Congrats on the quarter. So digging into gross margins a little more. In an inflationary environment, of course, you can get a boost from buying the inventory low and selling it at a higher price a few weeks later, but that does disappear when your pricing levels out. So how much of the improvement in the gross margins do you think you might get back if pricing does level out in quarters ahead?
That sounds a lot like Roshni's question. So yes, very close. We -- I guess, I would say, in fact, as I pointed to before. Product mix, our import business, those 2 factors we see as very strong and fundamental and ongoing. Yes, more transitory impacts on gross margin in product price inflation environment. Yes, it can be more less permanent in nature. So we're at high 19s, almost 20%. You have to make your own kind of assessments, which of those 2 factors -- or how much of each of those 2 factors contribute, Zach. But I would emphasize operating at the high end of our historical range, and those other 2 things that I just noted, we do see that as quite sustainable.
That makes sense. And then on your OpEx, very tight control, I understand that naturally that's going to have to go up as you add some trucks and staffing with the organic growth. But on the acquisition addition, River City and Aura, do you have any -- stripping any costs out of the amount that they've brought?
Yes. I mean, every acquisition that we do, we have a responsibility to look at if there's any duplicate expenses. But I will say our acquisitions team is typically one more of bringing things to the table as opposed to taking them off. So whether that's gross margin enhancement or bringing in new products that enable top line growth. That's typically more where we find synergies. On the cost side, yes, we do some things. We've consolidated, for instance, facility coming out of the Aura acquisition with an existing facility that we had because that made sense from a logistics and customer service perspective to do so, and that took some cost out. But past that, I wouldn't point to big cost reductions coming out of either River City or Aura.
Last one for me. What's driving the differences between U.S. and Canadian markets for your products?
So when you look at the Canadian market, we had stronger growth there. And I would point to -- there's a few factors in that. It's obviously a good demand environment. We've picked up new customers. And I wouldn't underestimate the impact of supply. So there's been some supply gaps that we've been able to fill in the market that -- where we've had good availability and some of our competitors have not had the same capabilities. So that's been a bit of an extra boost to our Canadian business relative to the U.S.

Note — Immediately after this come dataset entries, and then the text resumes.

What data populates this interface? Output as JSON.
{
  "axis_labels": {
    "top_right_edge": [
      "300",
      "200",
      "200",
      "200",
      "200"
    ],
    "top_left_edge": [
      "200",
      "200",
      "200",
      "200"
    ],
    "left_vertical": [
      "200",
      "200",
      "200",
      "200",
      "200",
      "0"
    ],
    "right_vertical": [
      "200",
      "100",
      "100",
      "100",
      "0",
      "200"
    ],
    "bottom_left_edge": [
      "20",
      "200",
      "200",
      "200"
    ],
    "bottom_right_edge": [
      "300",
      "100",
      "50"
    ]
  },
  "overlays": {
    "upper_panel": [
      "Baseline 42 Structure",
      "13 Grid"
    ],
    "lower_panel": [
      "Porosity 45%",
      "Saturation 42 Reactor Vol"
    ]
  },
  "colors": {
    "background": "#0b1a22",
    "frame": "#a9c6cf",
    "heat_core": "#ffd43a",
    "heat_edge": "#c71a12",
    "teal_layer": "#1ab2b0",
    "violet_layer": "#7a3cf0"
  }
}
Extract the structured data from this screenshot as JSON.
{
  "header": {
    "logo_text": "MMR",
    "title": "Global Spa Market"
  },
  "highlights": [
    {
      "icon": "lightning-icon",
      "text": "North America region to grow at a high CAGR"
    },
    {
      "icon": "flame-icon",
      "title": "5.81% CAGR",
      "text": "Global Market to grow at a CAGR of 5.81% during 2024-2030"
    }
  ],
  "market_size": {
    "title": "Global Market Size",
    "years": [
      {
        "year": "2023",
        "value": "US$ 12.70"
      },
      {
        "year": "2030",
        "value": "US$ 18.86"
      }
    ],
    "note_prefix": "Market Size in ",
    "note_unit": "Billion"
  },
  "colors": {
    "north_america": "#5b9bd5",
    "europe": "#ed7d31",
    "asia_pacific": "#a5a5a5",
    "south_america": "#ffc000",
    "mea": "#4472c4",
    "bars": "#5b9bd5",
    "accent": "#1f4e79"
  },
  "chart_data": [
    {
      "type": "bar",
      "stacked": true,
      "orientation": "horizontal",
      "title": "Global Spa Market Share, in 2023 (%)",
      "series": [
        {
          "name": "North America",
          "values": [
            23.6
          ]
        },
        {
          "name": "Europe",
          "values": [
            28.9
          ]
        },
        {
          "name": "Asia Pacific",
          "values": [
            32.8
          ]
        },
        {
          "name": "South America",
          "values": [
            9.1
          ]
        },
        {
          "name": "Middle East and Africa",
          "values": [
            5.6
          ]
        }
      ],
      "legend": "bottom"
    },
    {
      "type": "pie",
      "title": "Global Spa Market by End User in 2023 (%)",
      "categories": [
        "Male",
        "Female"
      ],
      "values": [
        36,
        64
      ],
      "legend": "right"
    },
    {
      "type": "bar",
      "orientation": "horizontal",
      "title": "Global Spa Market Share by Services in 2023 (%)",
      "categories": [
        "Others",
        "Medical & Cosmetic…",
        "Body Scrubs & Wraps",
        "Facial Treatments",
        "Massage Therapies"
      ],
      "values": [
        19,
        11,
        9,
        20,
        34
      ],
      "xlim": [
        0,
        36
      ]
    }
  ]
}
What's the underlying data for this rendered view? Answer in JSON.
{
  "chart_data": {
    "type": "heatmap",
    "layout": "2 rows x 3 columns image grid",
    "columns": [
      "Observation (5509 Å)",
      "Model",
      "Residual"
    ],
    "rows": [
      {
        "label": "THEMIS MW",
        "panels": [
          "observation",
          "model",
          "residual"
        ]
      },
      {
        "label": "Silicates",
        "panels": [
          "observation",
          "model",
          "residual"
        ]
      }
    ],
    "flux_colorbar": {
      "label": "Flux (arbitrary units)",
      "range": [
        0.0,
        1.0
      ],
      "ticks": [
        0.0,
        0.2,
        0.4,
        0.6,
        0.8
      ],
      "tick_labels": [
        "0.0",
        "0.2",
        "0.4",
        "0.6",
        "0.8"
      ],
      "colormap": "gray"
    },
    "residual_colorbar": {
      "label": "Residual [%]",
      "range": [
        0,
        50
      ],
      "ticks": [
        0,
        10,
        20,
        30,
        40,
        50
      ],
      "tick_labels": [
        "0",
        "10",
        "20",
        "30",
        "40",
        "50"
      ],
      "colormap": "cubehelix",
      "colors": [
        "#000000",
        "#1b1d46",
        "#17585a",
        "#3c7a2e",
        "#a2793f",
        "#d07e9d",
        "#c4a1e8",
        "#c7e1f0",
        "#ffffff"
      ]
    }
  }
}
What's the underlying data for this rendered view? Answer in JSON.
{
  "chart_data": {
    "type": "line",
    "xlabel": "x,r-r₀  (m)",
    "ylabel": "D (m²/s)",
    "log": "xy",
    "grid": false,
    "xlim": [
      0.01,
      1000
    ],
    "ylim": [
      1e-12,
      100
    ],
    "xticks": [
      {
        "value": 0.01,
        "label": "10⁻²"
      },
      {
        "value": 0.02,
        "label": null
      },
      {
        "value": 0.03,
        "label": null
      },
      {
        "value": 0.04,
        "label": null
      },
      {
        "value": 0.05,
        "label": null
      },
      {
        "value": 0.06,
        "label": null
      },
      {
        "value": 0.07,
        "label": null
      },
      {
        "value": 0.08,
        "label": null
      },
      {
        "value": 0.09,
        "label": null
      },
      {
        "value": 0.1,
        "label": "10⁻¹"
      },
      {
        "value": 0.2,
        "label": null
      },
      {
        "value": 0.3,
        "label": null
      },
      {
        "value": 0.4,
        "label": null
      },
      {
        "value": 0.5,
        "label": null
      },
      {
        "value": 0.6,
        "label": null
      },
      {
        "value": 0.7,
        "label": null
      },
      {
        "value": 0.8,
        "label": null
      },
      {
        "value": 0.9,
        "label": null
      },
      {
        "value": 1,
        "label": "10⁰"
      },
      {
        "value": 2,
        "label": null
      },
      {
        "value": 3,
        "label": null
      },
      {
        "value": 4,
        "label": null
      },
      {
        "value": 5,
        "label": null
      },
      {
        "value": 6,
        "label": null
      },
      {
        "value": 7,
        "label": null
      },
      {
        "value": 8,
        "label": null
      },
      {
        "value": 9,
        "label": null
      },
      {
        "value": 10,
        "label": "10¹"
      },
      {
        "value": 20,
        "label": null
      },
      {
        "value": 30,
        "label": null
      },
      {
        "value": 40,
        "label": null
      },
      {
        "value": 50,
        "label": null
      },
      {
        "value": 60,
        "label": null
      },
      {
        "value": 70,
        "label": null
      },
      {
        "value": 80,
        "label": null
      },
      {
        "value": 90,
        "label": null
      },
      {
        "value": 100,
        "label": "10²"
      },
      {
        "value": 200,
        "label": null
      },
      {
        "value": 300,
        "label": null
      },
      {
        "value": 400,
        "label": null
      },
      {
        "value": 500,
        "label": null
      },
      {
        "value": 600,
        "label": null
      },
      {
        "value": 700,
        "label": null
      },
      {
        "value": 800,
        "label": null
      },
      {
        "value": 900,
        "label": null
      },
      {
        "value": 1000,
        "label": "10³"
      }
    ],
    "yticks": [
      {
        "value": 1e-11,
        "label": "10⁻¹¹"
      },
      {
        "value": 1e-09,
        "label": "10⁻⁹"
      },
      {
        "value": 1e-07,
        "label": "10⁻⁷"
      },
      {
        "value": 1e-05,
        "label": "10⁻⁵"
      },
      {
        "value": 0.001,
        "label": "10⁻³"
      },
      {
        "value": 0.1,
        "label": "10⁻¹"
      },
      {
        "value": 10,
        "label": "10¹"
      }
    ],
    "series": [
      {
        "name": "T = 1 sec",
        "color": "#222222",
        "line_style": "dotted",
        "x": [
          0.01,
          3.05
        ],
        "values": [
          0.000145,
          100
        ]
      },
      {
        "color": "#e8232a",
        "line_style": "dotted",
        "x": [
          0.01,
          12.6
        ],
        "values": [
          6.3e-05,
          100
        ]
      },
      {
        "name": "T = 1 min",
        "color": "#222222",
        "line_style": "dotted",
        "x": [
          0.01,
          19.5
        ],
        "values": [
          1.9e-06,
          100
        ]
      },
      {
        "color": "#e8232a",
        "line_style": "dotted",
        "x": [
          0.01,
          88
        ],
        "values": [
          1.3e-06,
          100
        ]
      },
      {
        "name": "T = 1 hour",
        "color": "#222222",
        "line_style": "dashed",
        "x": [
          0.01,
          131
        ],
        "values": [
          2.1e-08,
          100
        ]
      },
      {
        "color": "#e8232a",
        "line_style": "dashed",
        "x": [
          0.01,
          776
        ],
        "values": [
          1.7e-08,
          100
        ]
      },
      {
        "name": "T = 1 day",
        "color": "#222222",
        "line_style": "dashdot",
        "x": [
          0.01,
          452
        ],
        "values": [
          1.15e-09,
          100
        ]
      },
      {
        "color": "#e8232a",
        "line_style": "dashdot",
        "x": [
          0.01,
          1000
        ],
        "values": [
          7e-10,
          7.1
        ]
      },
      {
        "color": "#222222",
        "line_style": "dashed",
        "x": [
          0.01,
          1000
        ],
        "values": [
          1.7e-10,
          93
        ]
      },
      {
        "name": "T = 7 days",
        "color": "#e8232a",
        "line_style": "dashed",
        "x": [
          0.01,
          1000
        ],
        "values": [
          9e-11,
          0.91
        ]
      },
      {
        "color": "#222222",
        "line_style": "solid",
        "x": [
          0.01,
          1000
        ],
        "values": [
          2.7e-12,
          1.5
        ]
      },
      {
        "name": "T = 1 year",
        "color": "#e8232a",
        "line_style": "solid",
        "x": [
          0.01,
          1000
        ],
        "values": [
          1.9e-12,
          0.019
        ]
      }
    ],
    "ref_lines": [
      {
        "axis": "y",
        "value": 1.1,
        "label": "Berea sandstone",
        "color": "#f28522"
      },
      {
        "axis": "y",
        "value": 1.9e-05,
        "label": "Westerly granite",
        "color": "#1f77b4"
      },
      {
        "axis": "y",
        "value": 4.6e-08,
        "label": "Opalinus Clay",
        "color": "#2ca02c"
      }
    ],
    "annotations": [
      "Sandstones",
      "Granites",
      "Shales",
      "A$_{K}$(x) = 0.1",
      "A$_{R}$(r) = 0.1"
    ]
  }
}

There are no further questions. You may proceed at this time.
Okay. Thanks, Joanna, and thanks, everyone, for dialing in today. Appreciate the interest and your questions. And do follow-up directly with Faiz or I, if you've got additional thoughts. Happy to take your call. Have a great day.
Ladies and gentlemen, this concludes your conference call for today. We thank you for participating, and we ask that you please disconnect your lines.